It's a strange life I lead right now. My desperate search for employment during the afternoon is balanced by the epitome of domesticity in the evening. It's like the whole Clark Kent/Superman dichotomy. I'm a driven and self-sufficient waitress by day, scouring all of Waikiki with resumes in hand, but by nightfall I am SuperHousewife(!!!). The cooking and cleaning are the least I can do with all this time on my hands. It's not as though I have the money to go out and play. And avoiding the boredom is a number one priority. Stir crazy doesn't even begin to define it. So cleaning is a decent alternative.
Funny how things have changed in the last two months. While I was miserable before because of life with da kine (I hate referring to ex's by name. My ex of four and a half years is still identified as "what's-his-face" in my circle of friends. I thought it would be appropriate if this latest moniker had a Hawaiian twist.) the rest of my life was stable and in control. In fact, I used everything else in my life to escape. Now I find myself in what has already become the most successful relationship of my adult life (knock on wood...not that previous relationships offer that much competition) and everything else has gone to shit. No exaggeration. Just when things seem bad, my Mom calls telling me my Grandma has two weeks to live...at most. Come on! Give a girl a break.
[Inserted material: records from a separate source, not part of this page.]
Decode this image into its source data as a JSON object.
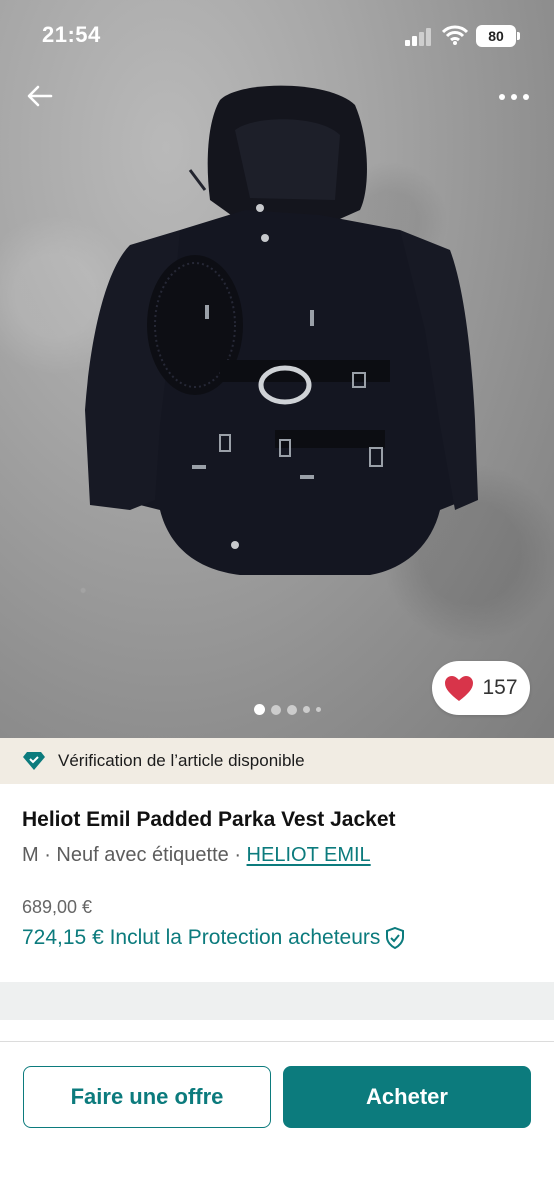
{
  "status_bar": {
    "time": "21:54",
    "battery": "80"
  },
  "photo": {
    "alt": "Heliot Emil Padded Parka Vest Jacket",
    "likes": "157",
    "carousel_pages": 5,
    "active_page": 1
  },
  "banner": {
    "text": "Vérification de l’article disponible"
  },
  "item": {
    "title": "Heliot Emil Padded Parka Vest Jacket",
    "size_condition": "M · Neuf avec étiquette · ",
    "brand": "HELIOT EMIL",
    "price": "689,00 €",
    "total_price": "724,15 € Inclut la Protection acheteurs"
  },
  "actions": {
    "offer": "Faire une offre",
    "buy": "Acheter"
  },
  "colors": {
    "accent": "#0c7b7d",
    "heart": "#d8344a",
    "banner_bg": "#f1ece3"
  },
  "icons": [
    "back-arrow-icon",
    "more-icon",
    "heart-icon",
    "verified-diamond-icon",
    "shield-check-icon"
  ]
}
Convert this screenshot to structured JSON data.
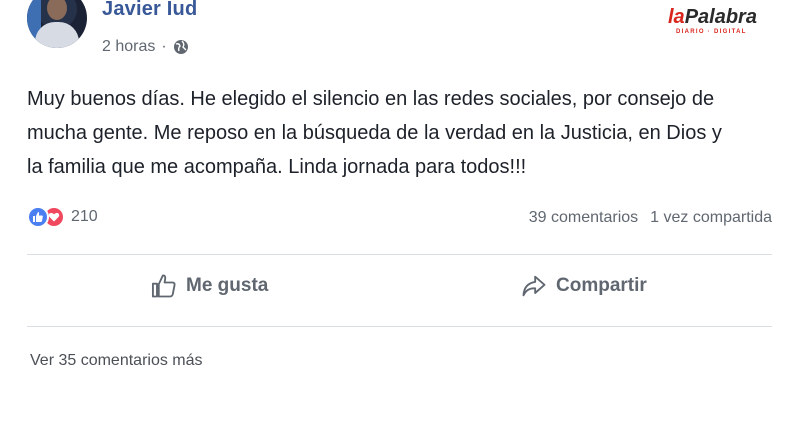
{
  "post": {
    "author": "Javier Iud",
    "time": "2 horas",
    "separator": "·",
    "privacy_icon": "globe-icon",
    "text_lines": [
      "Muy buenos días. He elegido el silencio en las redes sociales, por consejo de",
      "mucha gente. Me reposo en la búsqueda de la verdad en la Justicia, en Dios y",
      "la familia que me acompaña. Linda jornada para todos!!!"
    ]
  },
  "watermark": {
    "brand_part1": "la",
    "brand_part2": "Palabra",
    "subtitle": "DIARIO · DIGITAL"
  },
  "reactions": {
    "icons": [
      "like-icon",
      "love-icon"
    ],
    "count": "210"
  },
  "stats": {
    "comments": "39 comentarios",
    "shares": "1 vez compartida"
  },
  "actions": {
    "like_label": "Me gusta",
    "share_label": "Compartir"
  },
  "comments": {
    "more_label": "Ver 35 comentarios más"
  },
  "colors": {
    "author": "#385898",
    "like": "#4a7ff1",
    "love": "#f0485e",
    "muted": "#606770",
    "brand_red": "#d9261c"
  }
}
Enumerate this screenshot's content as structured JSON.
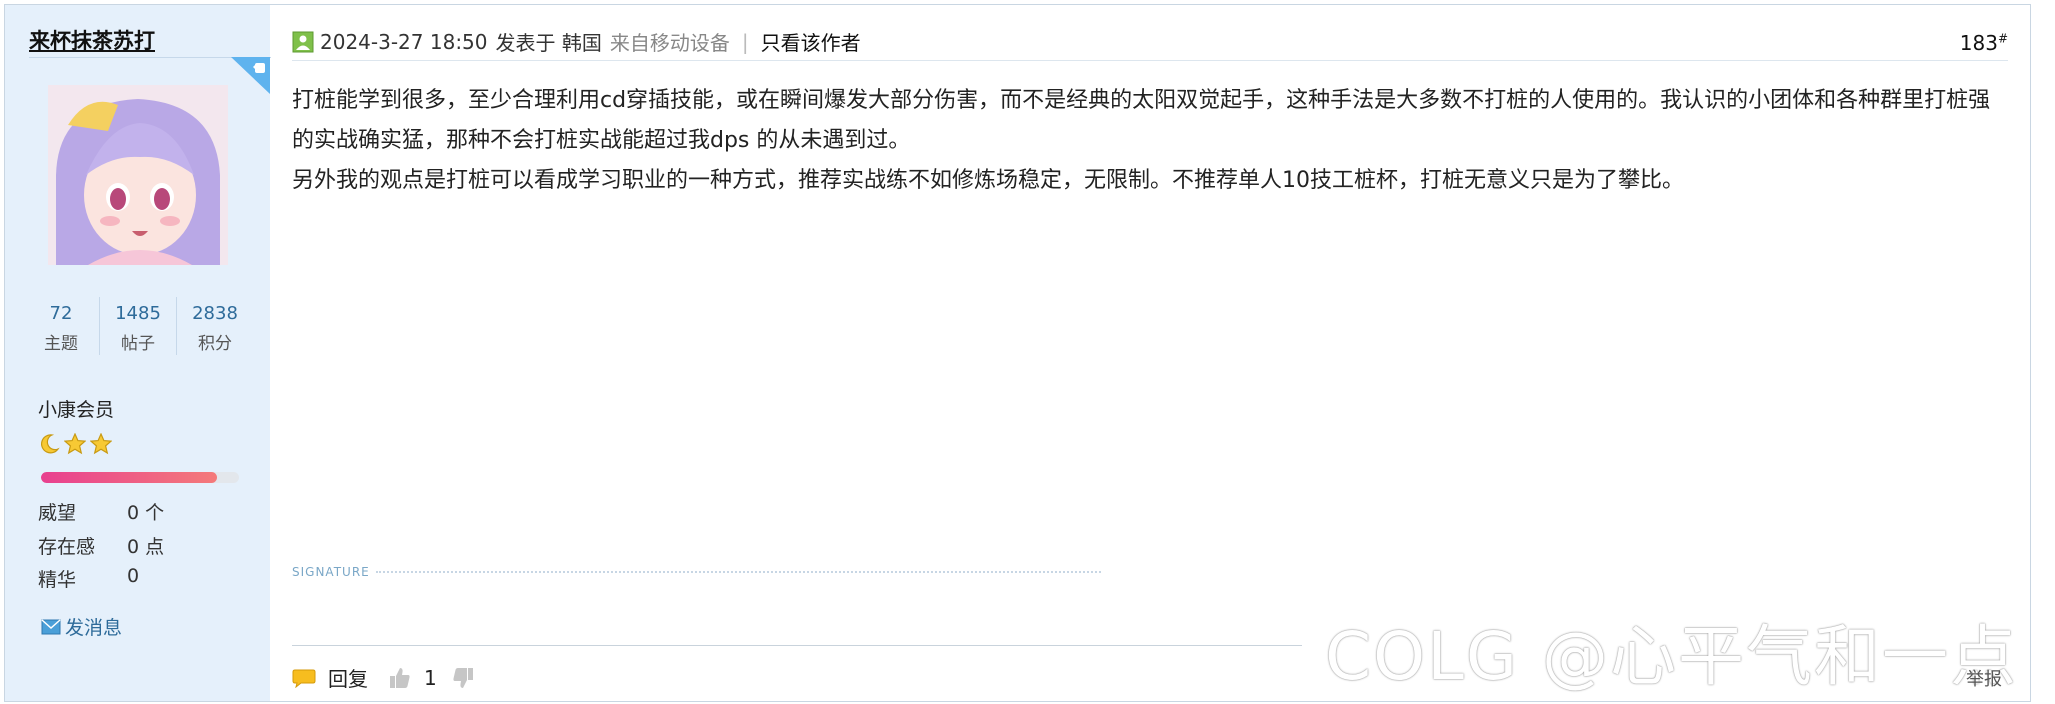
{
  "user": {
    "name": "来杯抹茶苏打",
    "stats": [
      {
        "value": "72",
        "label": "主题"
      },
      {
        "value": "1485",
        "label": "帖子"
      },
      {
        "value": "2838",
        "label": "积分"
      }
    ],
    "group": "小康会员",
    "rank_icons": [
      "moon-icon",
      "star-icon",
      "star-icon"
    ],
    "progress": 0.89,
    "attributes": [
      {
        "label": "威望",
        "value": "0 个"
      },
      {
        "label": "存在感",
        "value": "0 点"
      },
      {
        "label": "精华",
        "value": "0"
      }
    ],
    "message_label": "发消息"
  },
  "post": {
    "date": "2024-3-27 18:50",
    "posted_at_label": "发表于 韩国",
    "device": "来自移动设备",
    "separator": "|",
    "author_only": "只看该作者",
    "floor": "183",
    "floor_mark": "#",
    "paragraphs": [
      "打桩能学到很多，至少合理利用cd穿插技能，或在瞬间爆发大部分伤害，而不是经典的太阳双觉起手，这种手法是大多数不打桩的人使用的。我认识的小团体和各种群里打桩强的实战确实猛，那种不会打桩实战能超过我dps 的从未遇到过。",
      "另外我的观点是打桩可以看成学习职业的一种方式，推荐实战练不如修炼场稳定，无限制。不推荐单人10技工桩杯，打桩无意义只是为了攀比。"
    ],
    "signature_label": "SIGNATURE"
  },
  "footer": {
    "reply": "回复",
    "like_count": "1",
    "report": "举报"
  },
  "watermark": "COLG @心平气和一点",
  "colors": {
    "sidebar_bg": "#e5f0fb",
    "link_blue": "#2e6b9a",
    "progress_pink": "#e8408f"
  }
}
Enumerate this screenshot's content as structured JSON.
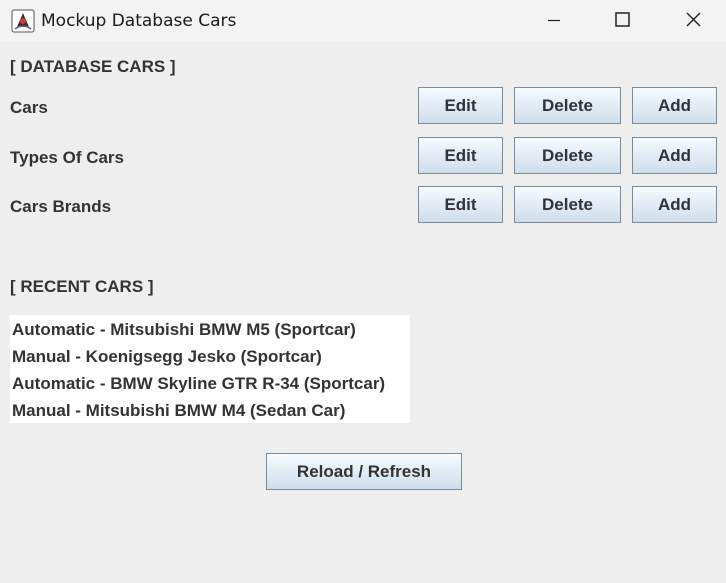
{
  "window": {
    "title": "Mockup Database Cars"
  },
  "database_section": {
    "heading": "[ DATABASE CARS ]",
    "rows": [
      {
        "label": "Cars",
        "edit": "Edit",
        "delete": "Delete",
        "add": "Add"
      },
      {
        "label": "Types Of Cars",
        "edit": "Edit",
        "delete": "Delete",
        "add": "Add"
      },
      {
        "label": "Cars Brands",
        "edit": "Edit",
        "delete": "Delete",
        "add": "Add"
      }
    ]
  },
  "recent_section": {
    "heading": "[ RECENT CARS ]",
    "items": [
      "Automatic - Mitsubishi BMW M5 (Sportcar)",
      "Manual - Koenigsegg Jesko (Sportcar)",
      "Automatic - BMW Skyline GTR R-34 (Sportcar)",
      "Manual - Mitsubishi BMW M4 (Sedan Car)"
    ]
  },
  "reload_button": {
    "label": "Reload / Refresh"
  },
  "icons": {
    "app": "java-duke-icon",
    "minimize": "minimize-icon",
    "maximize": "maximize-icon",
    "close": "close-icon"
  }
}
I'm not complaining. I've generally had it easy. And it's better than having absolutely everything in life suck. But it's dangerous. Avoiding your shitty living situation by working extra shifts makes you money, money you can use to go out with friends. Or more ideally, but not as satisfying, money you can use to save up and move on with. Avoiding your life falling apart by staying in bed to snuggle with your amazing boyfriend, while seemingly the only option at the time, does not actually accomplish anything.